ABB = cyan lower petal ACC = yellow lower petal ADD = magenta lower petal
BBA = cyan upper petal CCA = yellow upper petal DDA = magenta upper petal
AE = cyan stamen BE = magenta stamen DE = yellow stamen (used to be CE - which is wrong)
EA = cyan leaves EB = magenta leaves ED = yellow leaves
Giant is ABDCE, dwarf gene is ECDBA. (switched D and C - used to be ABCDE/EDCBA)
Rose of Ra genomes: (Qetesh: all genomes rechecked and are 100% corrected. Onion skin is now 100% right - the only oddity that remains is how ABB segments are formed from OS/RD and OS/WG hybrids (lower cyan).**C and D reversed for stamen/leaf segments (6/4/04 - Qetesh). I'm checking out whether EA/AE is the correct designation for cyan stamen/leaf as a possible explanation. The large number of D's present in the genomes (instead of C's) also explain why so many magenta hybrids result from crosses of the basic flowers.
| White Giant | ABDCEDEDED | show |
| Goldenleaves | EDCEDCEDC | show |
| Blood Heart | BEBEBEBE | show |
| Pantomime | DDABDDABDDABDDAB | show |
| Hatch's Bud | ADDACCACCBBACCACCAEAEDED | show |
| Onion Skin | ADDADDACCEAEDEAEDEAEDEBEB | show |
| Red Dwarf | ADDADDACCACCACCBEBEDEDEDECDBA | show |
The estimates of leaf colors are off when you are looking at them in game, as leaf colors appear 1 shade lighter (esp yellow). I.e. a 3 level yellow in the leaf looks like 2 level yellow, but can be shown to be 3 yellows by stressing.*
(Qetesh: all genomes confirmed by my stresses: OS (old genome) was ADDADDACCDEBECEAECEEAECEECEAEA, which was at least half wrong. new is correct) (Djehuty: crossing and stressing reveals the original BH genome to be backwards (it is not EBEBEBEB but rather as posted above now)
There are some oddities that have cropped up along the way which are not consistent with these genomes (which are correct based on stresses. See Odd Hybrids
gene.cgi Simulator
A gene->color generator can be found at http://www.silverchat.com/~silver/atitd/gene.cgi . Tries to encompass the above information (as of January 13th) as well as whatever silver could clean from forums and chats.

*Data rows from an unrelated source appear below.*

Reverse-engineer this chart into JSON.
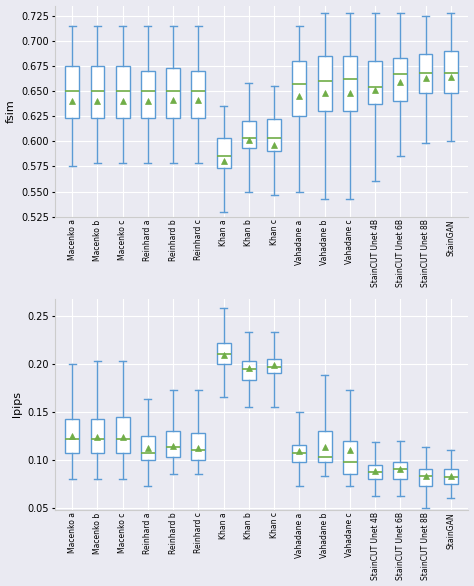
{
  "categories": [
    "Macenko a",
    "Macenko b",
    "Macenko c",
    "Reinhard a",
    "Reinhard b",
    "Reinhard c",
    "Khan a",
    "Khan b",
    "Khan c",
    "Vahadane a",
    "Vahadane b",
    "Vahadane c",
    "StainCUT Unet 4B",
    "StainCUT Unet 6B",
    "StainCUT Unet 8B",
    "StainGAN"
  ],
  "fsim_whislo": [
    0.575,
    0.578,
    0.578,
    0.578,
    0.578,
    0.578,
    0.53,
    0.55,
    0.547,
    0.55,
    0.543,
    0.543,
    0.56,
    0.585,
    0.598,
    0.6
  ],
  "fsim_q1": [
    0.623,
    0.623,
    0.623,
    0.623,
    0.623,
    0.623,
    0.573,
    0.593,
    0.59,
    0.625,
    0.63,
    0.63,
    0.637,
    0.64,
    0.648,
    0.648
  ],
  "fsim_med": [
    0.65,
    0.65,
    0.65,
    0.65,
    0.65,
    0.65,
    0.585,
    0.603,
    0.603,
    0.657,
    0.66,
    0.662,
    0.654,
    0.667,
    0.668,
    0.668
  ],
  "fsim_q3": [
    0.675,
    0.675,
    0.675,
    0.67,
    0.673,
    0.67,
    0.603,
    0.62,
    0.622,
    0.68,
    0.685,
    0.685,
    0.68,
    0.683,
    0.687,
    0.69
  ],
  "fsim_whishi": [
    0.715,
    0.715,
    0.715,
    0.715,
    0.715,
    0.715,
    0.635,
    0.658,
    0.655,
    0.715,
    0.728,
    0.728,
    0.728,
    0.728,
    0.725,
    0.728
  ],
  "fsim_mean": [
    0.64,
    0.64,
    0.64,
    0.64,
    0.641,
    0.641,
    0.58,
    0.601,
    0.596,
    0.645,
    0.648,
    0.648,
    0.651,
    0.659,
    0.663,
    0.664
  ],
  "lpips_whislo": [
    0.08,
    0.08,
    0.08,
    0.073,
    0.085,
    0.085,
    0.165,
    0.155,
    0.155,
    0.073,
    0.083,
    0.073,
    0.062,
    0.062,
    0.05,
    0.06
  ],
  "lpips_q1": [
    0.107,
    0.107,
    0.107,
    0.1,
    0.103,
    0.1,
    0.2,
    0.183,
    0.19,
    0.098,
    0.098,
    0.085,
    0.08,
    0.08,
    0.073,
    0.075
  ],
  "lpips_med": [
    0.122,
    0.122,
    0.122,
    0.107,
    0.113,
    0.11,
    0.21,
    0.195,
    0.197,
    0.107,
    0.103,
    0.098,
    0.087,
    0.09,
    0.083,
    0.082
  ],
  "lpips_q3": [
    0.143,
    0.143,
    0.145,
    0.125,
    0.13,
    0.128,
    0.222,
    0.203,
    0.205,
    0.115,
    0.13,
    0.12,
    0.095,
    0.098,
    0.09,
    0.09
  ],
  "lpips_whishi": [
    0.2,
    0.203,
    0.203,
    0.163,
    0.173,
    0.173,
    0.258,
    0.233,
    0.233,
    0.15,
    0.188,
    0.173,
    0.118,
    0.12,
    0.113,
    0.11
  ],
  "lpips_mean": [
    0.125,
    0.124,
    0.124,
    0.112,
    0.114,
    0.112,
    0.209,
    0.196,
    0.199,
    0.109,
    0.113,
    0.11,
    0.088,
    0.09,
    0.083,
    0.083
  ],
  "box_color": "#5b9bd5",
  "median_color": "#70ad47",
  "mean_color": "#70ad47",
  "whisker_color": "#5b9bd5",
  "cap_color": "#5b9bd5",
  "fsim_ylim": [
    0.525,
    0.735
  ],
  "lpips_ylim": [
    0.048,
    0.268
  ],
  "fsim_yticks": [
    0.525,
    0.55,
    0.575,
    0.6,
    0.625,
    0.65,
    0.675,
    0.7,
    0.725
  ],
  "lpips_yticks": [
    0.05,
    0.1,
    0.15,
    0.2,
    0.25
  ],
  "fsim_ylabel": "fsim",
  "lpips_ylabel": "lpips",
  "bg_color": "#eaeaf2",
  "grid_color": "#ffffff",
  "spine_color": "#cccccc"
}
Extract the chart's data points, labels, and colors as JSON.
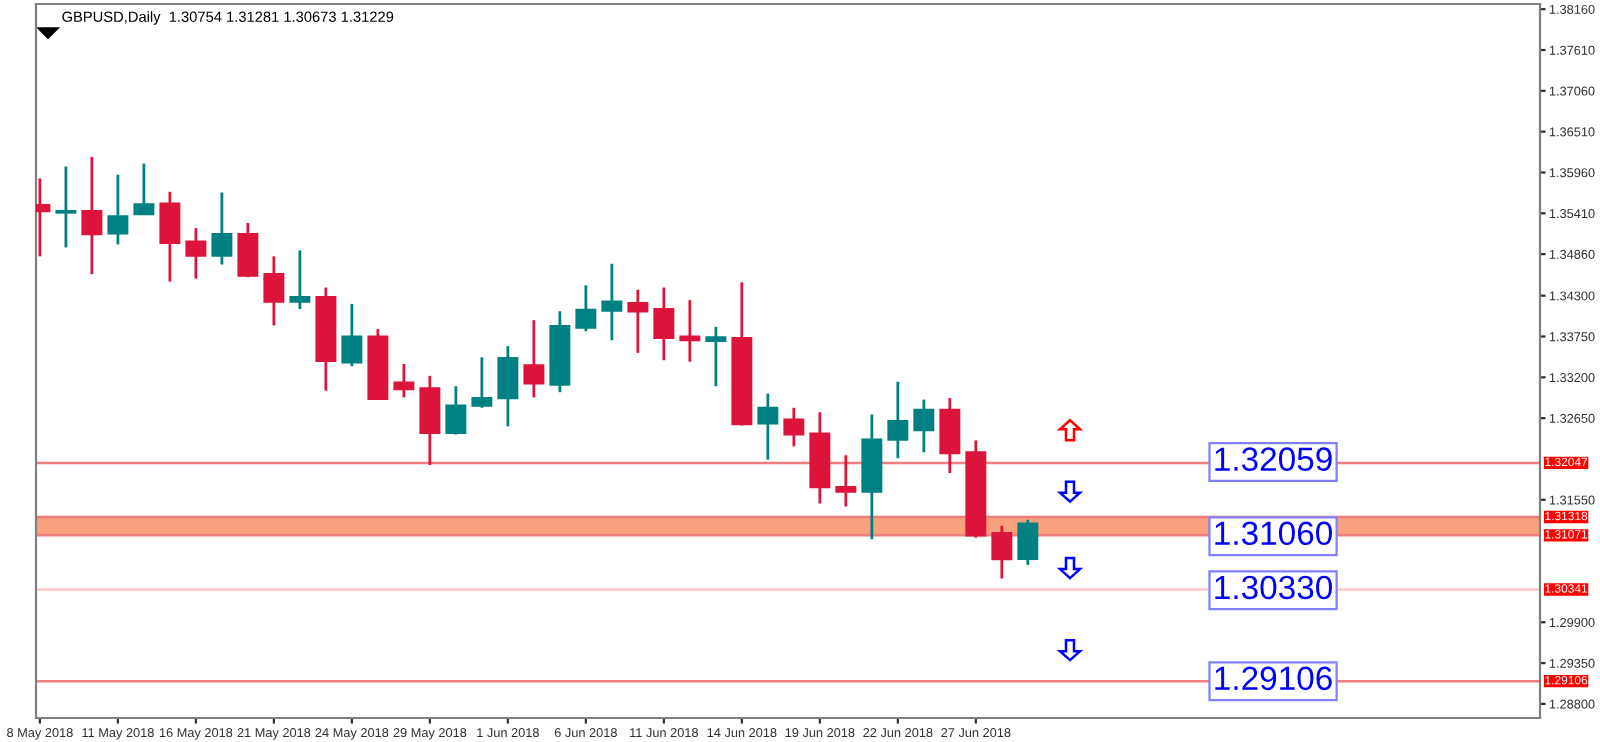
{
  "chart_data": {
    "type": "candlestick",
    "title": "GBPUSD,Daily  1.30754 1.31281 1.30673 1.31229",
    "categories": [
      "8 May 2018",
      null,
      null,
      "11 May 2018",
      null,
      null,
      "16 May 2018",
      null,
      null,
      "21 May 2018",
      null,
      null,
      "24 May 2018",
      null,
      null,
      "29 May 2018",
      null,
      null,
      "1 Jun 2018",
      null,
      null,
      "6 Jun 2018",
      null,
      null,
      "11 Jun 2018",
      null,
      null,
      "14 Jun 2018",
      null,
      null,
      "19 Jun 2018",
      null,
      null,
      "22 Jun 2018",
      null,
      null,
      "27 Jun 2018",
      null,
      null,
      null,
      null,
      null,
      null,
      null,
      null,
      null,
      null,
      null,
      null,
      null,
      null,
      null,
      null,
      null,
      null,
      null,
      null,
      null
    ],
    "ohlc": [
      [
        1.3552,
        1.3588,
        1.3483,
        1.3544
      ],
      [
        1.3542,
        1.3604,
        1.3495,
        1.3544
      ],
      [
        1.3544,
        1.3617,
        1.3459,
        1.3513
      ],
      [
        1.3514,
        1.3593,
        1.3499,
        1.3537
      ],
      [
        1.354,
        1.3608,
        1.3539,
        1.3553
      ],
      [
        1.3554,
        1.357,
        1.3449,
        1.3501
      ],
      [
        1.3503,
        1.3521,
        1.3453,
        1.3484
      ],
      [
        1.3484,
        1.3569,
        1.3472,
        1.3513
      ],
      [
        1.3513,
        1.3528,
        1.3455,
        1.3457
      ],
      [
        1.3459,
        1.3483,
        1.339,
        1.3422
      ],
      [
        1.3422,
        1.3491,
        1.3412,
        1.3428
      ],
      [
        1.3428,
        1.3441,
        1.3302,
        1.3342
      ],
      [
        1.334,
        1.3419,
        1.3335,
        1.3375
      ],
      [
        1.3375,
        1.3385,
        1.329,
        1.3291
      ],
      [
        1.3313,
        1.3338,
        1.3293,
        1.3304
      ],
      [
        1.3305,
        1.3322,
        1.3202,
        1.3245
      ],
      [
        1.3245,
        1.3308,
        1.3243,
        1.3282
      ],
      [
        1.3282,
        1.3347,
        1.3279,
        1.3292
      ],
      [
        1.3292,
        1.3362,
        1.3254,
        1.3346
      ],
      [
        1.3336,
        1.3397,
        1.3293,
        1.3312
      ],
      [
        1.331,
        1.3409,
        1.33,
        1.3389
      ],
      [
        1.3387,
        1.3444,
        1.3382,
        1.3411
      ],
      [
        1.341,
        1.3473,
        1.337,
        1.3422
      ],
      [
        1.342,
        1.3438,
        1.3353,
        1.3409
      ],
      [
        1.3412,
        1.3441,
        1.3343,
        1.3373
      ],
      [
        1.3375,
        1.3424,
        1.3341,
        1.337
      ],
      [
        1.3369,
        1.3388,
        1.3308,
        1.3374
      ],
      [
        1.3373,
        1.3448,
        1.3255,
        1.3257
      ],
      [
        1.3258,
        1.3298,
        1.3209,
        1.3279
      ],
      [
        1.3263,
        1.3279,
        1.3227,
        1.3243
      ],
      [
        1.3244,
        1.3273,
        1.315,
        1.3172
      ],
      [
        1.3172,
        1.3215,
        1.3146,
        1.3166
      ],
      [
        1.3166,
        1.327,
        1.3102,
        1.3236
      ],
      [
        1.3236,
        1.3314,
        1.3211,
        1.3261
      ],
      [
        1.3249,
        1.329,
        1.3219,
        1.3276
      ],
      [
        1.3276,
        1.3292,
        1.3191,
        1.3218
      ],
      [
        1.3219,
        1.3235,
        1.3104,
        1.3107
      ],
      [
        1.311,
        1.312,
        1.3049,
        1.3075
      ],
      [
        1.30754,
        1.31281,
        1.30673,
        1.31229
      ],
      null,
      null,
      null,
      null,
      null,
      null,
      null,
      null,
      null,
      null,
      null,
      null,
      null,
      null,
      null,
      null,
      null,
      null,
      null
    ],
    "colors": [
      "#dc143c",
      "#008080",
      "#dc143c",
      "#008080",
      "#008080",
      "#dc143c",
      "#dc143c",
      "#008080",
      "#dc143c",
      "#dc143c",
      "#008080",
      "#dc143c",
      "#008080",
      "#dc143c",
      "#dc143c",
      "#dc143c",
      "#008080",
      "#008080",
      "#008080",
      "#dc143c",
      "#008080",
      "#008080",
      "#008080",
      "#dc143c",
      "#dc143c",
      "#dc143c",
      "#008080",
      "#dc143c",
      "#008080",
      "#dc143c",
      "#dc143c",
      "#dc143c",
      "#008080",
      "#008080",
      "#008080",
      "#dc143c",
      "#dc143c",
      "#dc143c",
      "#008080",
      null,
      null,
      null,
      null,
      null,
      null,
      null,
      null,
      null,
      null,
      null,
      null,
      null,
      null,
      null,
      null,
      null,
      null,
      null
    ],
    "ylim": [
      1.2861,
      1.3823
    ],
    "yticks": [
      {
        "value": 1.3816,
        "label": "1.38160"
      },
      {
        "value": 1.3761,
        "label": "1.37610"
      },
      {
        "value": 1.3706,
        "label": "1.37060"
      },
      {
        "value": 1.3651,
        "label": "1.36510"
      },
      {
        "value": 1.3596,
        "label": "1.35960"
      },
      {
        "value": 1.3541,
        "label": "1.35410"
      },
      {
        "value": 1.3486,
        "label": "1.34860"
      },
      {
        "value": 1.343,
        "label": "1.34300"
      },
      {
        "value": 1.3375,
        "label": "1.33750"
      },
      {
        "value": 1.332,
        "label": "1.33200"
      },
      {
        "value": 1.3265,
        "label": "1.32650"
      },
      {
        "value": 1.3155,
        "label": "1.31550"
      },
      {
        "value": 1.299,
        "label": "1.29900"
      },
      {
        "value": 1.2935,
        "label": "1.29350"
      },
      {
        "value": 1.288,
        "label": "1.28800"
      }
    ],
    "ref_lines": [
      {
        "axis": "y",
        "value": 1.32047,
        "label": "1.32047",
        "color": "#f08080"
      },
      {
        "axis": "y",
        "value": 1.31318,
        "label": "1.31318",
        "color": "#f08080"
      },
      {
        "axis": "y",
        "value": 1.31071,
        "label": "1.31071",
        "color": "#f08080"
      },
      {
        "axis": "y",
        "value": 1.30341,
        "label": "1.30341",
        "color": "#ffc8c8"
      },
      {
        "axis": "y",
        "value": 1.29106,
        "label": "1.29106",
        "color": "#f08080"
      }
    ],
    "bands": [
      {
        "axis": "y",
        "from": 1.31071,
        "to": 1.31318,
        "color": "#f9a07f"
      }
    ],
    "annotations": [
      {
        "text": "1.32059",
        "y": 1.32059
      },
      {
        "text": "1.31060",
        "y": 1.3106
      },
      {
        "text": "1.30330",
        "y": 1.3033
      },
      {
        "text": "1.29106",
        "y": 1.29106
      }
    ],
    "grid": false
  }
}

gene.cgi uses the notation above, which is:
ABB - cyan lower petals; BBA - cyan upper petals ACC - yellow lower petals; CCA - yellow upper petals ADD - magenta lower petals; DDA - magenta upper petals EA - cyan leaves; AE - cyan stamen EB - magenta leaves; BE - magenta stamen ED - yellow leaves; DE - yellow stamen ABDCE - giant; ECDBA - dwarf
(6/4/04, Qetesh - gene.cgi needs to be updated).

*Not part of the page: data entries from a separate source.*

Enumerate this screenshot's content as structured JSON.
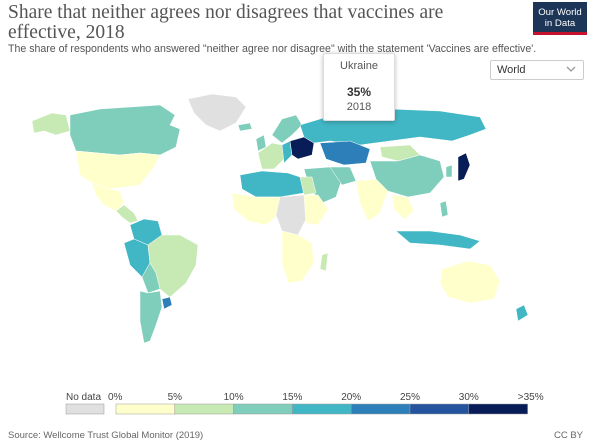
{
  "header": {
    "title": "Share that neither agrees nor disagrees that vaccines are effective, 2018",
    "subtitle": "The share of respondents who answered \"neither agree nor disagree\" with the statement 'Vaccines are effective'."
  },
  "logo": {
    "line1": "Our World",
    "line2": "in Data",
    "bg_color": "#1d3557",
    "accent_color": "#c4122f"
  },
  "region_select": {
    "value": "World",
    "icon": "chevron-down-icon"
  },
  "tooltip": {
    "country": "Ukraine",
    "value": "35%",
    "year": "2018"
  },
  "legend": {
    "no_data_label": "No data",
    "no_data_color": "#e0e0e0",
    "bins": [
      {
        "color": "#ffffcc"
      },
      {
        "color": "#c7e9b4"
      },
      {
        "color": "#7fcdbb"
      },
      {
        "color": "#41b6c4"
      },
      {
        "color": "#2c7fb8"
      },
      {
        "color": "#25549e"
      },
      {
        "color": "#081d58"
      }
    ],
    "tick_labels": [
      "0%",
      "5%",
      "10%",
      "15%",
      "20%",
      "25%",
      "30%",
      ">35%"
    ]
  },
  "map_colors": {
    "ocean": "#ffffff",
    "no_data": "#e0e0e0",
    "border": "#ffffff"
  },
  "footer": {
    "source": "Source: Wellcome Trust Global Monitor (2019)",
    "license": "CC BY"
  }
}
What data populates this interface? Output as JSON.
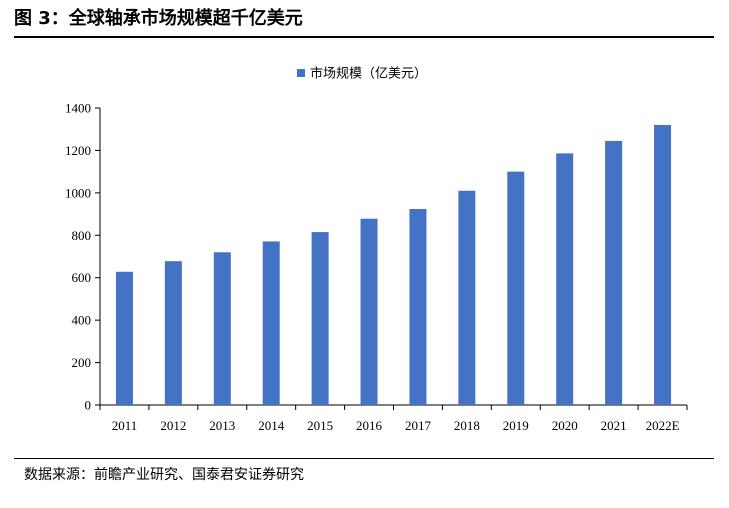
{
  "figure": {
    "title": "图 3：全球轴承市场规模超千亿美元",
    "source": "数据来源：前瞻产业研究、国泰君安证券研究"
  },
  "chart_data": {
    "type": "bar",
    "categories": [
      "2011",
      "2012",
      "2013",
      "2014",
      "2015",
      "2016",
      "2017",
      "2018",
      "2019",
      "2020",
      "2021",
      "2022E"
    ],
    "series": [
      {
        "name": "市场规模（亿美元）",
        "values": [
          628,
          678,
          720,
          771,
          815,
          878,
          924,
          1010,
          1100,
          1186,
          1245,
          1320
        ],
        "color": "#4472C4"
      }
    ],
    "ylim": [
      0,
      1400
    ],
    "yticks": [
      0,
      200,
      400,
      600,
      800,
      1000,
      1200,
      1400
    ],
    "grid": false,
    "legend": "top-center"
  }
}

In addition to gene.cgi, silver has also written http://www.silverchat.com/~silver/atitd/gene2.cgi which shows all possible crosses between two flower genomes assuming the left parent contributes some left part of its genome to the left side of the child genome - though it is unclear that all possible crosses can actually result in the game.
A recent addition to gene.cgi ('show all stresses') and gene2.cgi ('show parallel stresses') shows what happens if you stress a flower left and right to length of its genome (or compares several genomes in the parallel stress case - which can be used to decide which of several genomes with the same phenotype was actually picked).

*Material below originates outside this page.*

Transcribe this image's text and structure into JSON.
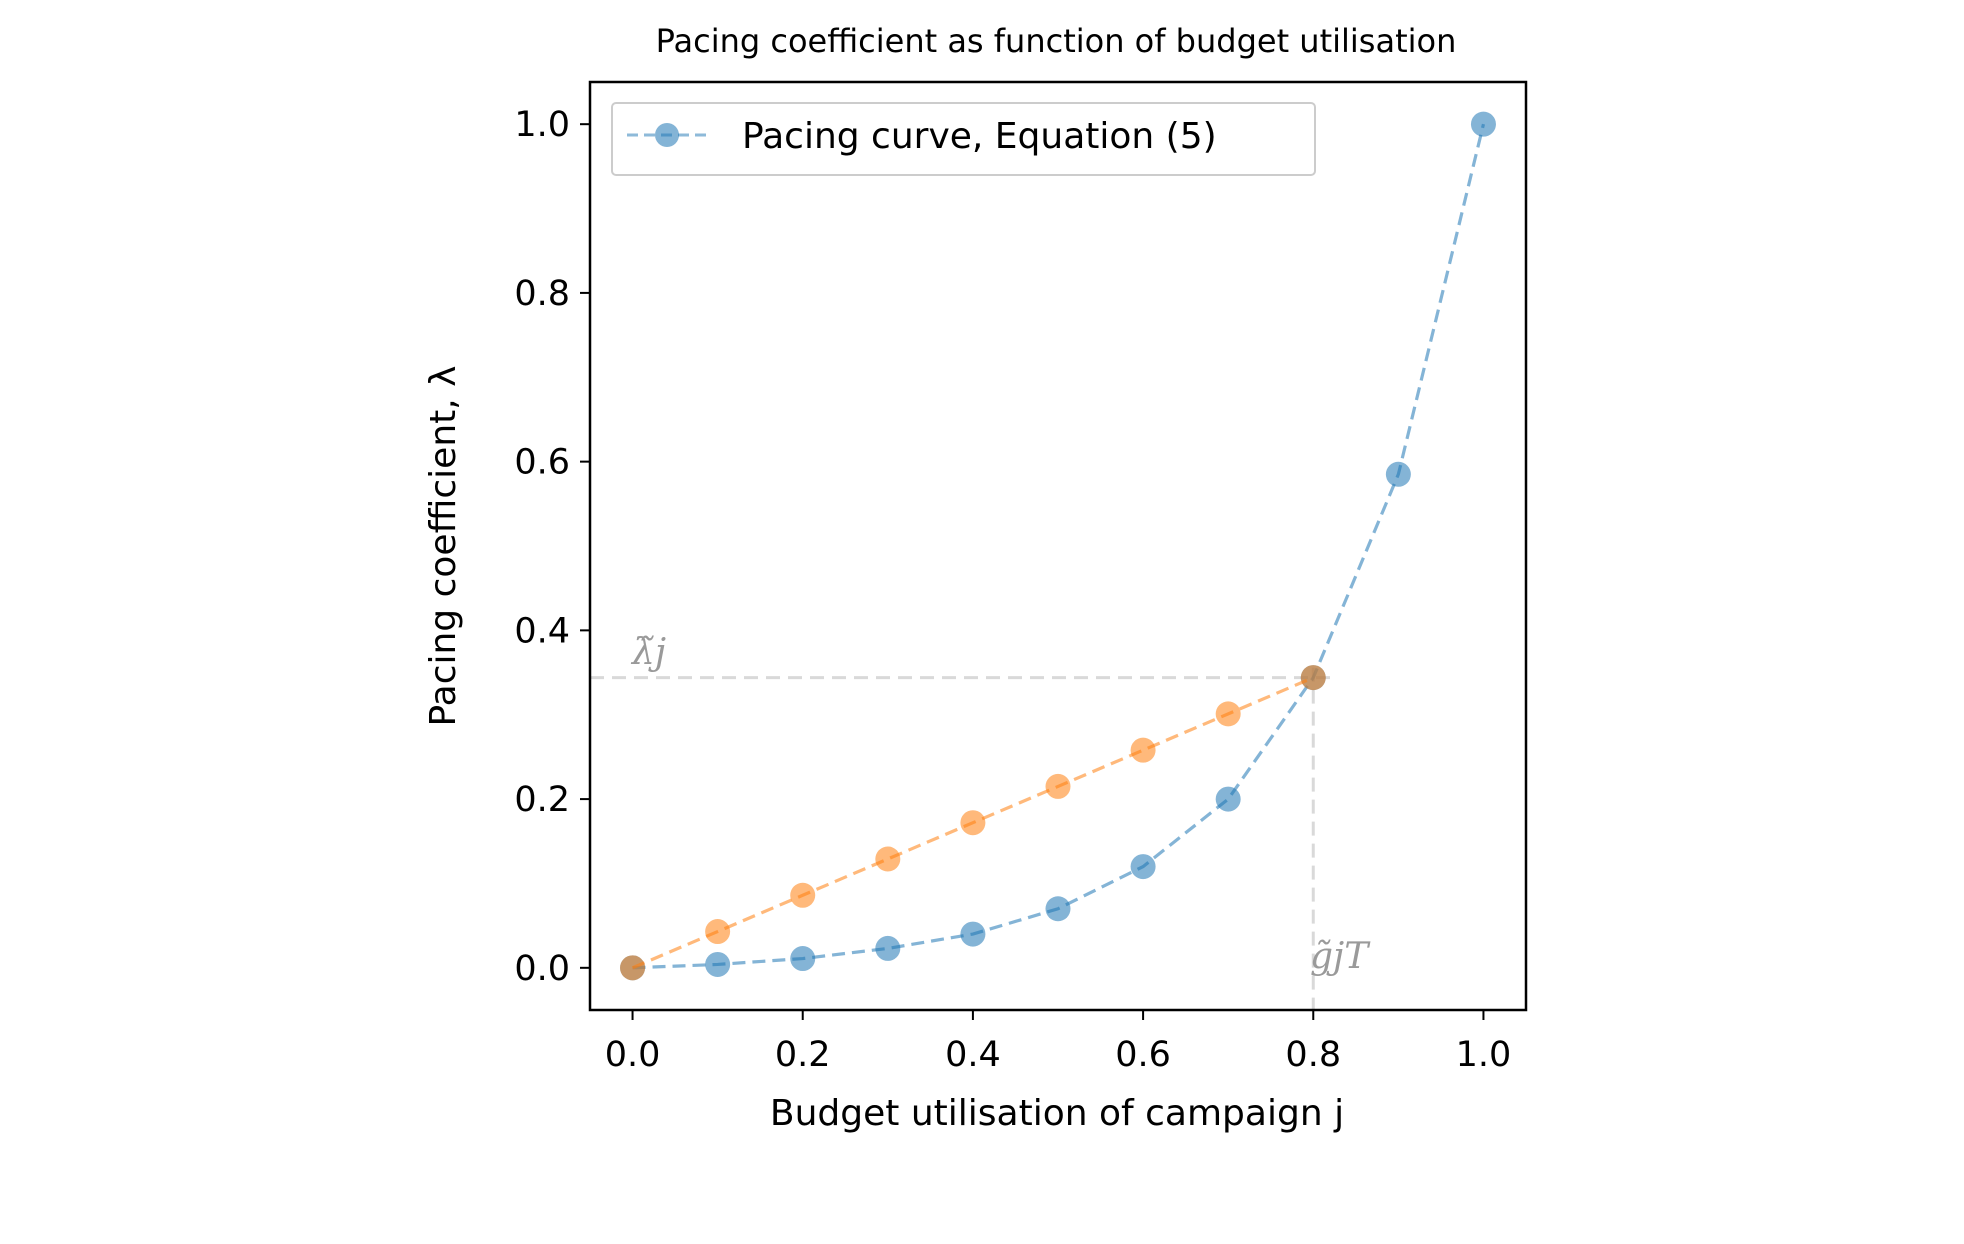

Finally, the 125 possible flower colors using Sigil's recommendation of 64 for how much each "step" of cyan, magenta, or yellow is worth is shown here: http://www.silverchat.com/~silver/atitd/rose_colors.html . When using a color-finder to identify flower colors it might help to know that the "true values" of CMY can "only be" 0, 64, 128, 192, or 256 and correspondingly the "true values" of RGB can "only be": 0, 63, 127, 191, or 255.
In crossbreeding, the bulb on the left splint gives the left side of the bulb's gene to the child, with some randomness, the right splint gives the right side of the gene, with a certain randomness.